AVS 57th International Symposium & Exhibition
    Plasma Science and Technology Monday Sessions
       Session PS1-MoA

Paper PS1-MoA9
Plasma Etching Challenges for Patterning Advanced Gate Stacks for 22nm Node and Beyond

Monday, October 18, 2010, 4:40 pm, Room Aztec

Session: Advanced FEOL / Gate Etching I
Presenter: Y. Zhang, IBM T.J. Watson Research Center
Authors: Y. Zhang, IBM T.J. Watson Research Center
S.U. Engelmann, IBM T.J. Watson Research Center
Q. Yang, IBM T.J. Watson Research Center
R.M. Martin, IBM T.J. Watson Research Center
E.A. Joseph, IBM T.J. Watson Research Center
M.A. Guillorn, IBM T.J. Watson Research Center
E.M. Sikorski, IBM T.J. Watson Research Center
W.S. Graham, IBM T.J. Watson Research Center
B.N. To, IBM T.J. Watson Research Center
N.C. Fuller, IBM T.J. Watson Research Center
Correspondent: Click to Email
There are increasingly more challenges facing by patterning advanced gate stacks due to continuously scaling of CMOS device dimensions to 22 nm node and beyond.
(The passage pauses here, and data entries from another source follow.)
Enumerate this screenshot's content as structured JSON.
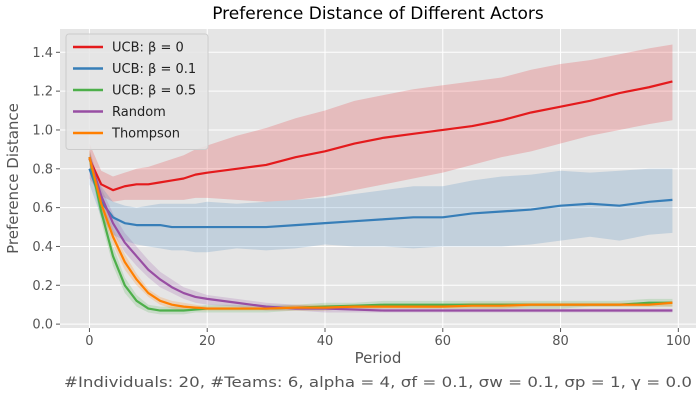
{
  "chart_data": {
    "type": "line",
    "title": "Preference Distance of Different Actors",
    "xlabel": "Period",
    "ylabel": "Preference Distance",
    "caption": "#Individuals: 20,  #Teams: 6,  alpha = 4,  σf = 0.1,  σw = 0.1,  σp = 1, γ = 0.0",
    "xlim": [
      -5,
      103
    ],
    "ylim": [
      -0.02,
      1.52
    ],
    "xticks": [
      0,
      20,
      40,
      60,
      80,
      100
    ],
    "yticks": [
      0.0,
      0.2,
      0.4,
      0.6,
      0.8,
      1.0,
      1.2,
      1.4
    ],
    "grid": true,
    "legend_position": "top-left",
    "x": [
      0,
      2,
      4,
      6,
      8,
      10,
      12,
      14,
      16,
      18,
      20,
      25,
      30,
      35,
      40,
      45,
      50,
      55,
      60,
      65,
      70,
      75,
      80,
      85,
      90,
      95,
      99
    ],
    "series": [
      {
        "name": "UCB: β = 0",
        "color": "#e41a1c",
        "values": [
          0.85,
          0.72,
          0.69,
          0.71,
          0.72,
          0.72,
          0.73,
          0.74,
          0.75,
          0.77,
          0.78,
          0.8,
          0.82,
          0.86,
          0.89,
          0.93,
          0.96,
          0.98,
          1.0,
          1.02,
          1.05,
          1.09,
          1.12,
          1.15,
          1.19,
          1.22,
          1.25
        ],
        "lower": [
          0.75,
          0.66,
          0.63,
          0.64,
          0.64,
          0.64,
          0.64,
          0.64,
          0.64,
          0.65,
          0.65,
          0.64,
          0.63,
          0.64,
          0.66,
          0.69,
          0.72,
          0.75,
          0.78,
          0.82,
          0.86,
          0.89,
          0.93,
          0.97,
          1.0,
          1.03,
          1.05
        ],
        "upper": [
          0.93,
          0.79,
          0.76,
          0.78,
          0.8,
          0.81,
          0.83,
          0.85,
          0.87,
          0.9,
          0.92,
          0.97,
          1.01,
          1.06,
          1.1,
          1.15,
          1.18,
          1.21,
          1.23,
          1.25,
          1.27,
          1.31,
          1.34,
          1.36,
          1.39,
          1.42,
          1.44
        ]
      },
      {
        "name": "UCB: β = 0.1",
        "color": "#377eb8",
        "values": [
          0.8,
          0.63,
          0.55,
          0.52,
          0.51,
          0.51,
          0.51,
          0.5,
          0.5,
          0.5,
          0.5,
          0.5,
          0.5,
          0.51,
          0.52,
          0.53,
          0.54,
          0.55,
          0.55,
          0.57,
          0.58,
          0.59,
          0.61,
          0.62,
          0.61,
          0.63,
          0.64
        ],
        "lower": [
          0.72,
          0.55,
          0.46,
          0.43,
          0.41,
          0.4,
          0.39,
          0.38,
          0.38,
          0.37,
          0.37,
          0.39,
          0.38,
          0.39,
          0.41,
          0.4,
          0.4,
          0.39,
          0.4,
          0.4,
          0.4,
          0.41,
          0.43,
          0.45,
          0.43,
          0.46,
          0.47
        ],
        "upper": [
          0.88,
          0.71,
          0.63,
          0.61,
          0.6,
          0.61,
          0.62,
          0.62,
          0.62,
          0.62,
          0.63,
          0.62,
          0.63,
          0.64,
          0.65,
          0.67,
          0.69,
          0.71,
          0.71,
          0.74,
          0.76,
          0.77,
          0.79,
          0.78,
          0.79,
          0.8,
          0.8
        ]
      },
      {
        "name": "UCB: β = 0.5",
        "color": "#4daf4a",
        "values": [
          0.86,
          0.58,
          0.35,
          0.2,
          0.12,
          0.08,
          0.07,
          0.07,
          0.07,
          0.075,
          0.08,
          0.08,
          0.08,
          0.085,
          0.09,
          0.095,
          0.1,
          0.1,
          0.1,
          0.1,
          0.1,
          0.1,
          0.1,
          0.1,
          0.1,
          0.11,
          0.11
        ],
        "lower": [
          0.82,
          0.53,
          0.3,
          0.16,
          0.09,
          0.06,
          0.05,
          0.05,
          0.05,
          0.06,
          0.06,
          0.06,
          0.06,
          0.07,
          0.07,
          0.08,
          0.08,
          0.08,
          0.08,
          0.08,
          0.08,
          0.08,
          0.08,
          0.09,
          0.09,
          0.09,
          0.09
        ],
        "upper": [
          0.9,
          0.63,
          0.4,
          0.24,
          0.15,
          0.1,
          0.09,
          0.09,
          0.09,
          0.09,
          0.1,
          0.1,
          0.1,
          0.1,
          0.11,
          0.11,
          0.12,
          0.12,
          0.12,
          0.12,
          0.12,
          0.12,
          0.12,
          0.12,
          0.12,
          0.13,
          0.13
        ]
      },
      {
        "name": "Random",
        "color": "#984ea3",
        "values": [
          0.86,
          0.66,
          0.52,
          0.42,
          0.35,
          0.28,
          0.23,
          0.19,
          0.16,
          0.14,
          0.13,
          0.11,
          0.09,
          0.08,
          0.08,
          0.075,
          0.07,
          0.07,
          0.07,
          0.07,
          0.07,
          0.07,
          0.07,
          0.07,
          0.07,
          0.07,
          0.07
        ],
        "lower": [
          0.82,
          0.62,
          0.47,
          0.37,
          0.3,
          0.24,
          0.19,
          0.16,
          0.13,
          0.11,
          0.1,
          0.09,
          0.07,
          0.07,
          0.06,
          0.06,
          0.06,
          0.06,
          0.06,
          0.06,
          0.06,
          0.06,
          0.06,
          0.06,
          0.06,
          0.06,
          0.06
        ],
        "upper": [
          0.9,
          0.7,
          0.57,
          0.47,
          0.4,
          0.33,
          0.27,
          0.23,
          0.19,
          0.17,
          0.15,
          0.13,
          0.11,
          0.1,
          0.09,
          0.09,
          0.08,
          0.08,
          0.08,
          0.08,
          0.08,
          0.08,
          0.08,
          0.08,
          0.08,
          0.08,
          0.08
        ]
      },
      {
        "name": "Thompson",
        "color": "#ff7f00",
        "values": [
          0.86,
          0.62,
          0.45,
          0.32,
          0.23,
          0.16,
          0.12,
          0.1,
          0.09,
          0.085,
          0.08,
          0.08,
          0.08,
          0.085,
          0.085,
          0.09,
          0.09,
          0.09,
          0.09,
          0.095,
          0.095,
          0.1,
          0.1,
          0.1,
          0.1,
          0.1,
          0.11
        ],
        "lower": [
          0.82,
          0.58,
          0.41,
          0.28,
          0.2,
          0.14,
          0.1,
          0.08,
          0.07,
          0.07,
          0.07,
          0.07,
          0.07,
          0.07,
          0.07,
          0.08,
          0.08,
          0.08,
          0.08,
          0.08,
          0.08,
          0.09,
          0.09,
          0.09,
          0.09,
          0.09,
          0.09
        ],
        "upper": [
          0.9,
          0.66,
          0.49,
          0.36,
          0.26,
          0.18,
          0.14,
          0.12,
          0.11,
          0.1,
          0.09,
          0.09,
          0.09,
          0.1,
          0.1,
          0.1,
          0.1,
          0.1,
          0.1,
          0.11,
          0.11,
          0.11,
          0.11,
          0.11,
          0.11,
          0.11,
          0.12
        ]
      }
    ],
    "colors": {
      "plot_background": "#e5e5e5",
      "grid": "#ffffff",
      "text": "#555555",
      "title": "#000000"
    }
  }
}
The major causes are from the following: (1) new materials being introduced for advanced gate stacks to enable continuously scaling of Tinv; (2) continuously shrinking of pitch and higher density; (3) complex gate patterning integration schemes, such as double or multiply exposures and double or multiply etching with multiply layer mask schemes due to the delay of EUVL; (4) 3D active area and gate structures, such as finFET, tri-gate, Si nanowire (SiNW) FET, etc.; and (5) move to the deep-nanometer regime, such as ETSOI with < 5nm Si channel. The 3D structures with the combination of novel materials and sub-50nm pitches for gate stacks impost unique challenges and demands on plasma etch process technology and news integration schemes and plasma etch tooling innovations. To meet all the requirements of target pitches, device feature profile, line edge roughness (LER) or line width roughness (LWR), and device performance/functionality, Different and unconventional approaches have to be introduced in plasma etching processing to fabricate 3D fins/active area, gates and spacers, particularly with the use of metal/high-k dielectric gate stack materials. Recent results illustrating some of these etching challenges including the progresses developed aiming on improving 3D profiles and achieving increased control of LER/LWR for fin, gate and spacer structures will be presented.